Responding to the main reason why most people did not favour booster injections, he said this was because they had yet to get clear information.
According to him, the results of the questionnaire also found that only 48.8 per cent stated that they had enough information about the booster dose.
“In this regard, MOH has established a special PICK (National COVID-19 Immunisation Programme) — Booster Communication Strategy Committee has been formed to strengthen the delivery of messages related to booster doses to the public,” he said.

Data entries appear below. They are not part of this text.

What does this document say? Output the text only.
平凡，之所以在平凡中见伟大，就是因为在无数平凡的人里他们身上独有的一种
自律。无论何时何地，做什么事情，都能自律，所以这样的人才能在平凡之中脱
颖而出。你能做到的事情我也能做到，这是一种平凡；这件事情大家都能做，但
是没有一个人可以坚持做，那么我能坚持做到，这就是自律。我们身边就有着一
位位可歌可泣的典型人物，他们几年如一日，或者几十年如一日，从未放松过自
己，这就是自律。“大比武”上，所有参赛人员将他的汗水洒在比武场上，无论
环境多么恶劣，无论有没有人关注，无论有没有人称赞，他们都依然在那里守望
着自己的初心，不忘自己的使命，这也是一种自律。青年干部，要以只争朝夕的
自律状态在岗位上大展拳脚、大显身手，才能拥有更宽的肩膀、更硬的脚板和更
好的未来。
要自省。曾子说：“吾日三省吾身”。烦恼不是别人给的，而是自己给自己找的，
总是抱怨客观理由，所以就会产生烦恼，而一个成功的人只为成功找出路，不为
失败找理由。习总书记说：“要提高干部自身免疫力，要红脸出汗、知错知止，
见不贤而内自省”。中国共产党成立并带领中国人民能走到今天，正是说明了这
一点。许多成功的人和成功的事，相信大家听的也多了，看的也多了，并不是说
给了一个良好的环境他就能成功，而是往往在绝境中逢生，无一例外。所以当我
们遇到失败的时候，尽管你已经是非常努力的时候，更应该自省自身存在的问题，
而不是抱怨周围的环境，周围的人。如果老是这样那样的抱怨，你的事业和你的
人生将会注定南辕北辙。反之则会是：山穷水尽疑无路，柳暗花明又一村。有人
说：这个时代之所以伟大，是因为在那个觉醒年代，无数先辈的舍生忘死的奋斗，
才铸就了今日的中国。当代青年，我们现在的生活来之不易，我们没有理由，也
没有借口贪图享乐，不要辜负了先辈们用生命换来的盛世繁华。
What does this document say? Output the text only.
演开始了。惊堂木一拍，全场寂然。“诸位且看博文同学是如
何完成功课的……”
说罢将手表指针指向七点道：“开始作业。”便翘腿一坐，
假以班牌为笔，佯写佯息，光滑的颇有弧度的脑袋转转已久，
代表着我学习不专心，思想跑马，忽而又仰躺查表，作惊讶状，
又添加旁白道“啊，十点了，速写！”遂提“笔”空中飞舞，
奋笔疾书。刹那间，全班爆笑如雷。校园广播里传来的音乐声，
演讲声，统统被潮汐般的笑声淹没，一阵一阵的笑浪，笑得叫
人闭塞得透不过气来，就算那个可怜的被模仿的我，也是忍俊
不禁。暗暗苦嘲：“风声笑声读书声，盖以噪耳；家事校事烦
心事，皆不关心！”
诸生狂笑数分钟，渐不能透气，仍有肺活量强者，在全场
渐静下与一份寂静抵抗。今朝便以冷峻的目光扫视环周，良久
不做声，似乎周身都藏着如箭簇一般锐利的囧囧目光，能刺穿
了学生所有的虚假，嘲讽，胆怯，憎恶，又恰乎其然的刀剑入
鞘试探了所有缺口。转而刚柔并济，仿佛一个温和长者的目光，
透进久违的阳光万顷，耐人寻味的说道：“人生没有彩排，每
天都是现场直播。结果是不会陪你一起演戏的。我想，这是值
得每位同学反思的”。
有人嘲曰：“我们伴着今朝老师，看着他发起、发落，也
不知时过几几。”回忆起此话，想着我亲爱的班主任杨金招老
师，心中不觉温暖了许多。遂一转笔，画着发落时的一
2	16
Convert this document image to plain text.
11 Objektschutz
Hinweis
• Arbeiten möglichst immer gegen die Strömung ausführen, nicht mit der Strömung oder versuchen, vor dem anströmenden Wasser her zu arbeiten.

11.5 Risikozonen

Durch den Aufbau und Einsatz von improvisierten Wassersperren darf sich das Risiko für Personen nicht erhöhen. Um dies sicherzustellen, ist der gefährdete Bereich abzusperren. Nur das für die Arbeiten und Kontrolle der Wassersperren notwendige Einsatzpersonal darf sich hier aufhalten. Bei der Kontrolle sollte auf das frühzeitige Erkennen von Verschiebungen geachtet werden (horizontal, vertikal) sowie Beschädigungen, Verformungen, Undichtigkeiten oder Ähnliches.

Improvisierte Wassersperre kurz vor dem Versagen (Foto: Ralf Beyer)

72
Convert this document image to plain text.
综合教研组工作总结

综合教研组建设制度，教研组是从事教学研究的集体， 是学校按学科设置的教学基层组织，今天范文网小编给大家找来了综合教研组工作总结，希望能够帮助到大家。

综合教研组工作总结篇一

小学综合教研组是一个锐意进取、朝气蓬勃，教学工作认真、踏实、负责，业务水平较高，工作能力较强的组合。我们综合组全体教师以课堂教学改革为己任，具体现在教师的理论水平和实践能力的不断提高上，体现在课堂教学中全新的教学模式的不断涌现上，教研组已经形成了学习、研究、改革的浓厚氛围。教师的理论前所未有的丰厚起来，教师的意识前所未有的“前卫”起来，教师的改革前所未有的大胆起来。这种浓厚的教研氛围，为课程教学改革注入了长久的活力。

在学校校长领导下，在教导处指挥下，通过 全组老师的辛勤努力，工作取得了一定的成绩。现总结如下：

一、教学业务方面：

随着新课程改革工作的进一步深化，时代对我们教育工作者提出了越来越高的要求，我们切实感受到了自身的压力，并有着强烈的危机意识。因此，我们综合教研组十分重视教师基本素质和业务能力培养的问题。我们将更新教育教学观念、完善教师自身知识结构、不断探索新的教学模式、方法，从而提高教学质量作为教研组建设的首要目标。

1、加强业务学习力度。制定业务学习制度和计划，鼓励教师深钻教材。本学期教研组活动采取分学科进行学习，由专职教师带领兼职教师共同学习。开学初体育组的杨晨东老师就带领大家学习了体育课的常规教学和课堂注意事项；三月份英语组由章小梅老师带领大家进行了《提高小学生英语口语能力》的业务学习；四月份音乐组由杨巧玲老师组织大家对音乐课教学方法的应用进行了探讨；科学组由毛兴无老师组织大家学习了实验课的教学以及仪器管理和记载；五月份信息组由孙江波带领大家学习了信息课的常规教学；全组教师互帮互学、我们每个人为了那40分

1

Replying to a supplementary question by Teo who wanted to know why Malaysia was still implementing mixed vaccines when the World Health Organisation (WHO) had warned against it, Dr Noor Azmi said studies showed that heterologous doses would result in higher immunity compared to similar vaccines.
“That is why we want to explain to the people so that they understand and will not be afraid and consider the matter with regard to the protection of all at large,” he said.
Regarding the administration of the second booster dose, he said the government was currently focusing on the administration of the existing booster dose and the next booster dose was still under the MOH’s study.
“So far (with) the available data, we have not yet reached that level, for this COVID-19 we are focusing on the booster dose and we have not yet made a decision (to give a second booster dose). The decision must be based on accurate facts for our health sake,” he said in response to a supplementary question from Senator Datuk A. Kesavadas regarding the administration of the second booster dose.